Carnaval é uma festa repleta de tradição. E, nesta época do ano, a programação da Globo também. Principalmente no que diz respeito à vinheta da Globeleza. Tanto que, há exatos 25 anos, belas mulheres com seus corpos nus e pintados representam o Carnaval na emissora, em chamadas ao som da música-tema. Em 2016, é a vez de Erika Moura, que, pela segunda vez consecutiva, assume o posto. "Me sinto tão nervosa quanto no ano passado, mas um pouco mais confiante. Já conheço o trabalho e senti mais firmeza", assegura esta paulistana de 23 anos.
Entre as funções da Globeleza, a mais evidente para o público é dançar na vinheta de Carnaval da Globo.

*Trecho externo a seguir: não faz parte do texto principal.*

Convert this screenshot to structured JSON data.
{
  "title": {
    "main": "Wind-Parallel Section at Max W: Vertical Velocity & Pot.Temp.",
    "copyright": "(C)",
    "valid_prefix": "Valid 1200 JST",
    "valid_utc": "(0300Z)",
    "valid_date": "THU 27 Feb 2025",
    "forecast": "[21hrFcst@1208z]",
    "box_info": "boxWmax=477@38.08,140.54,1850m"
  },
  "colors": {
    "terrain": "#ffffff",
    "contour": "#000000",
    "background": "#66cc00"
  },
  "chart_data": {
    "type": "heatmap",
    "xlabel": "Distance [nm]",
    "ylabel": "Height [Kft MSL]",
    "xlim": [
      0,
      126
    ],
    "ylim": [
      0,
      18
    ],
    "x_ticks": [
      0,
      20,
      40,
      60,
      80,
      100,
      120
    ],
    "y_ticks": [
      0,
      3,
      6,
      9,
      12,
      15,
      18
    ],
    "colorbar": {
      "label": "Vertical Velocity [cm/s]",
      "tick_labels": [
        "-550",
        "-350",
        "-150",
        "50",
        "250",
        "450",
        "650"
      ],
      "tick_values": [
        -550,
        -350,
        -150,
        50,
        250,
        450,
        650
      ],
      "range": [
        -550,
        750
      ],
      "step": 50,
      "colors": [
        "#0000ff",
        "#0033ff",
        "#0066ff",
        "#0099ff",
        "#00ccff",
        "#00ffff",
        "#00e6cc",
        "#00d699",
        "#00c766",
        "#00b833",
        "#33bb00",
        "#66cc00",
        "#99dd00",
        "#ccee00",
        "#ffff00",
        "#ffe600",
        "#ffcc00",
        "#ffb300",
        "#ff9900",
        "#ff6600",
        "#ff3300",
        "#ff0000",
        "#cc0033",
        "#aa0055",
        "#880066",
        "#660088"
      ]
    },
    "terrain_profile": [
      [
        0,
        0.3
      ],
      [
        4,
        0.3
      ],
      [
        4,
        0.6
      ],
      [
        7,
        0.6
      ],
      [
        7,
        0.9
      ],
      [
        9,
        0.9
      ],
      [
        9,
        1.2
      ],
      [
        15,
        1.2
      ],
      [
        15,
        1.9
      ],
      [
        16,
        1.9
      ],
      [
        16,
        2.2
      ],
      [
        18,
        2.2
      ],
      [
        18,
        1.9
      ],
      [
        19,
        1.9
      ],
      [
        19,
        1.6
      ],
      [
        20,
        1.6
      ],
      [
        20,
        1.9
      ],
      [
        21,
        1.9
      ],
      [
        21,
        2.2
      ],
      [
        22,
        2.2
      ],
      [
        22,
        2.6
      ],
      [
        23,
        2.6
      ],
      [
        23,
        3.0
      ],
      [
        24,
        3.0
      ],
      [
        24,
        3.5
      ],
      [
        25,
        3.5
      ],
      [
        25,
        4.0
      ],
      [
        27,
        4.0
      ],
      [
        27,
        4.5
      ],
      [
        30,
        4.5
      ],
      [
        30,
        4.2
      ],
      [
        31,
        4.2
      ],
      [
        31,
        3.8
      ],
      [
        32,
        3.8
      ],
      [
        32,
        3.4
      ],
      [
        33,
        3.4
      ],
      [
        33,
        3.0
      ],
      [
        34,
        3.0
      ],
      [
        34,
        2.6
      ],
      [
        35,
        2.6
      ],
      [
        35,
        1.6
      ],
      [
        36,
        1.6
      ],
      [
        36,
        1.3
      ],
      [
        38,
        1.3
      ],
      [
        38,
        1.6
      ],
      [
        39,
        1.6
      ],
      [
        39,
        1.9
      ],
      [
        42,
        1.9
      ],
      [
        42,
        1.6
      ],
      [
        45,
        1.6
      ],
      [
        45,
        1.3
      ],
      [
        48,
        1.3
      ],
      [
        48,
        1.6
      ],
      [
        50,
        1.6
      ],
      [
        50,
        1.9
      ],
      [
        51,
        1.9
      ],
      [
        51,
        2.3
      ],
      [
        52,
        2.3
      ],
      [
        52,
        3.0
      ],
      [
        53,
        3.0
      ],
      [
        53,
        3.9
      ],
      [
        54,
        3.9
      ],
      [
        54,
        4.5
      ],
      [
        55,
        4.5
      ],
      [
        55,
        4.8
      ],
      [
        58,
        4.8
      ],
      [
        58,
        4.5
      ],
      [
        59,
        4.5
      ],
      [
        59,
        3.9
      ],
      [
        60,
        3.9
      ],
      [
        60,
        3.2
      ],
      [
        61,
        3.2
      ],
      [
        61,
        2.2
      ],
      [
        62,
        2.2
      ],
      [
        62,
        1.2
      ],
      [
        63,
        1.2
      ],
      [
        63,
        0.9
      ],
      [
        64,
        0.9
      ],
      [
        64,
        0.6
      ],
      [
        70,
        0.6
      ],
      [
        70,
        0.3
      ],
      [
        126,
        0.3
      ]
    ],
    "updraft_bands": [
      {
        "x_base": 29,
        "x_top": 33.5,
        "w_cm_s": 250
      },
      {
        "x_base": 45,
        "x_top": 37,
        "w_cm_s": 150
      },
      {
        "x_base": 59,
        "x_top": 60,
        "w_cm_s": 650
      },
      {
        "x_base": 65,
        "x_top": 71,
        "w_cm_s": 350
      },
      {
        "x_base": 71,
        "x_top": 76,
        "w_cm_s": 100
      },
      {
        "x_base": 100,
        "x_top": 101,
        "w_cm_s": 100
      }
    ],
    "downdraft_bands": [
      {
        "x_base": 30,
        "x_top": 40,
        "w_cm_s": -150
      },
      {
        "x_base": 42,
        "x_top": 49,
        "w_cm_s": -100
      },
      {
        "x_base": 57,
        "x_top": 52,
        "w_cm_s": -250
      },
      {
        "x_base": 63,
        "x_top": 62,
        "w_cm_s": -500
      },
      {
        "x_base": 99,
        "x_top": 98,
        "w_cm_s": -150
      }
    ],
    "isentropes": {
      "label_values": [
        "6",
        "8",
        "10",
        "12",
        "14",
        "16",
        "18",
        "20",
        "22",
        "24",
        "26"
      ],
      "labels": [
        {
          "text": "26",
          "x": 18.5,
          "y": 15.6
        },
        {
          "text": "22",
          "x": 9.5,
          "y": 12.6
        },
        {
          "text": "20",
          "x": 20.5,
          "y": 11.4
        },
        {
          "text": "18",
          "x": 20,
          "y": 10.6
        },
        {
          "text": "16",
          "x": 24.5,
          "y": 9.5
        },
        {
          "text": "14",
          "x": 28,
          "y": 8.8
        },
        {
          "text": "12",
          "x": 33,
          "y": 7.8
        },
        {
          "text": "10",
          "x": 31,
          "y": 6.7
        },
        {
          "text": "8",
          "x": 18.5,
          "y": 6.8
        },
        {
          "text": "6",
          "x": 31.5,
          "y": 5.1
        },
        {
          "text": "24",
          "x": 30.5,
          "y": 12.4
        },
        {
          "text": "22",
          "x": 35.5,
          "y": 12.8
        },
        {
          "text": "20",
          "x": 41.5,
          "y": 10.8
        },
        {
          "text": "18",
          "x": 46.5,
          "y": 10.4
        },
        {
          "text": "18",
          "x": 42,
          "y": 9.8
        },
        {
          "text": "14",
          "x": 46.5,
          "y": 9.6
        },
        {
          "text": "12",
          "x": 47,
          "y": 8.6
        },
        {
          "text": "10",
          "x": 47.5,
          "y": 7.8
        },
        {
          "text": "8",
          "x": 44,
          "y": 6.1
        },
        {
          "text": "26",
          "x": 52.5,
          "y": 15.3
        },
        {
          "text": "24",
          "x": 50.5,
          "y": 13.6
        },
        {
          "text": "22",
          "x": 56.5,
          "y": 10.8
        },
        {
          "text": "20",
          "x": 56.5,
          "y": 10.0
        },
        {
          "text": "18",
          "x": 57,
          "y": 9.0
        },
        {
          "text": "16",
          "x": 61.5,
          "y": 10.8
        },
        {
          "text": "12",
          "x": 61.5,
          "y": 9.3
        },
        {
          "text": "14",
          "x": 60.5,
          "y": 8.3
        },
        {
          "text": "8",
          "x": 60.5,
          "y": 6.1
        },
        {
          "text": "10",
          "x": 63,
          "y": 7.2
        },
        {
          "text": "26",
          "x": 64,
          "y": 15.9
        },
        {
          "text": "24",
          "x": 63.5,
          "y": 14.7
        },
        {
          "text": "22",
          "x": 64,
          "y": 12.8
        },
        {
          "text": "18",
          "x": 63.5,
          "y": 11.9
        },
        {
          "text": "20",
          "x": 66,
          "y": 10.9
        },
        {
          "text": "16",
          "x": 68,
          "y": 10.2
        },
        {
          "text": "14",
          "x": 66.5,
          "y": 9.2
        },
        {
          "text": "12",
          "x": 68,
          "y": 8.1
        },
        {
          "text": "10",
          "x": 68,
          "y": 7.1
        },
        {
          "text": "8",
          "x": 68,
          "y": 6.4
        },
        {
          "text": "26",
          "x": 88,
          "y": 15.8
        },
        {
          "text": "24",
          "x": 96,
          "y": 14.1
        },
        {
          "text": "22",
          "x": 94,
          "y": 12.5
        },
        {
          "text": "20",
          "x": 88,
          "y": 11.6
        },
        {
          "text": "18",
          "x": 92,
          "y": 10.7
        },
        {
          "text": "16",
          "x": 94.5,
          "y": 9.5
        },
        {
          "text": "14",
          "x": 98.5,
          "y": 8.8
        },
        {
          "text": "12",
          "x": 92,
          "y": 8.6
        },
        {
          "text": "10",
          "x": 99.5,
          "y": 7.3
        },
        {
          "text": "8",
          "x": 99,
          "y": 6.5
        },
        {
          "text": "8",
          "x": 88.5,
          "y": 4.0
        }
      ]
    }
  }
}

Mas até chegar ao resultado final, exibido no ar, Erika precisa de muita paciência e resistência física. Este ano, ela teve de ficar de pé por 11 horas para ter seu corpo pintado. Em seguida, entrou no estúdio para gravar. Foram, no total, 20 horas de trabalho ininterrupto. "Mas nem vi as horas passarem. Foi tão rápido...", jura. Além de protagonizar a vinheta da Globeleza, Erika também participa de alguns eventos relacionados ao Carnaval, como encontro de blocos, e também de ações sociais. "A Globeleza representa o Carnaval e também a Globo, mas não fico direcionada apenas ao Carnaval", explica.
Faz parte da imagem da Globeleza o corpo nu. Mas isso não é nenhum problema para Erika. "Trabalhando com corpo, você não pode ter vergonha de nada", pondera. Dançarina, ela se acostumou, nos bastidores das apresentações de dança, a trocar de roupa na frente dos colegas. "No meio da dança, a gente não tinha um camarim individual. Não dava para ter vergonha de tirar um short, uma camiseta...", explica.
Além disso, Erika enxerga o trabalho que envolve a Globeleza como um todo a junção de várias artes. "Junto a dança, o nu artístico e a pintura. São vários trabalhos voltados para o mesmo foco: o Carnaval", salienta.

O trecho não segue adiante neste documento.